Classical Influence Functions: Originally proposed by Cook (1977), introduced to deep learning by Koh & Liang (2020), and extended with the EK-FAC approximation (current SOTA) by Grosse et al. (2023).
Gradient Similarity Methods: TRAK (Park et al., 2023b) approximates attribution via representation-space similarity; GradSim uses gradient inner products directly.
Distributional TDA: Mlodozeniec et al. (2025) propose the d-TDA framework, of which BIF can be viewed as a mean-shift special case.
Bayesian Infinitesimal Jackknife: Giordano & Broderick (2024) propose a similar idea in the analysis of Bayesian models, without localization or scaling to large LLMs.
Singular Learning Theory: Lau et al. (2025) propose SGMCMC-based estimation of the local learning coefficient; the present paper adopts the same localization mechanism.

Rating¶

Novelty: ★★★★★ — The theoretical insight of replacing the inverse Hessian with covariance estimation is elegant and profound; the definition of Local BIF is natural and broadly applicable.

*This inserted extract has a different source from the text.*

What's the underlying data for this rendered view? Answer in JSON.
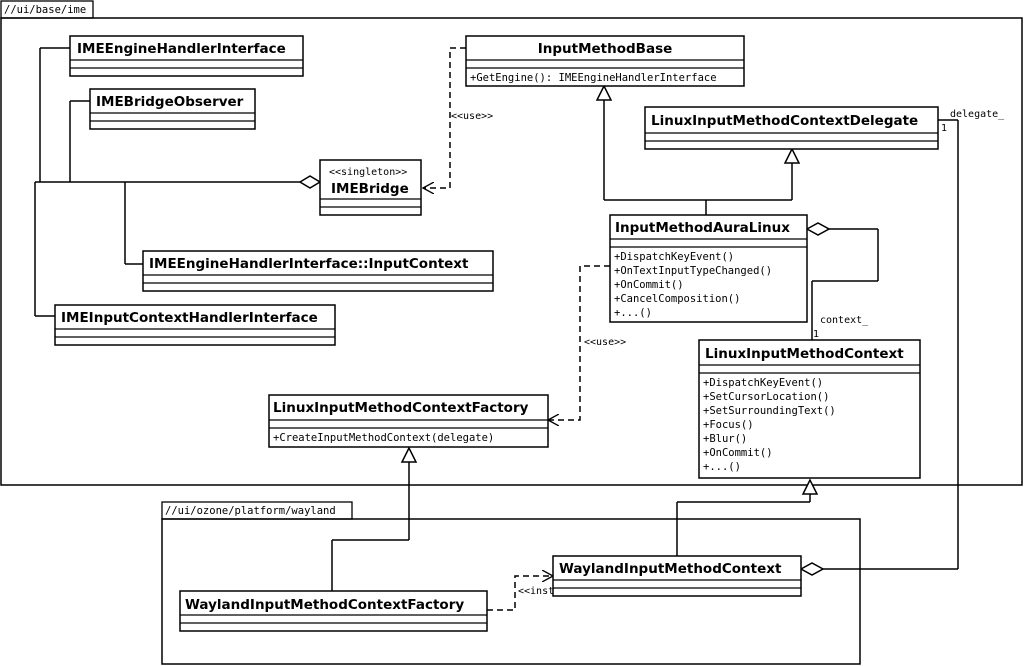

Practicality: ★★★★☆ — Architecture-agnostic for large models with high practical value for per-token attribution, though hyperparameter tuning still relies on empirical judgment.
Theoretical Depth: ★★★★☆ — The asymptotic equivalence between BIF and classical IF is rigorously proved, but theoretical guarantees for sampling convergence and hyperparameter selection are lacking.
Experimental Thoroughness: ★★★★☆ — Covers vision (CIFAR-10, ImageNet) and language (Pythia series) models with both qualitative and quantitative evaluations, though retraining experiments are conducted at relatively small scale.
Writing Quality: ★★★★★ — The derivation from IF to BIF is clearly structured, Figures 1–2 provide intuitive and compelling visualizations, and Table 1 comparing the method against baselines is highly informative.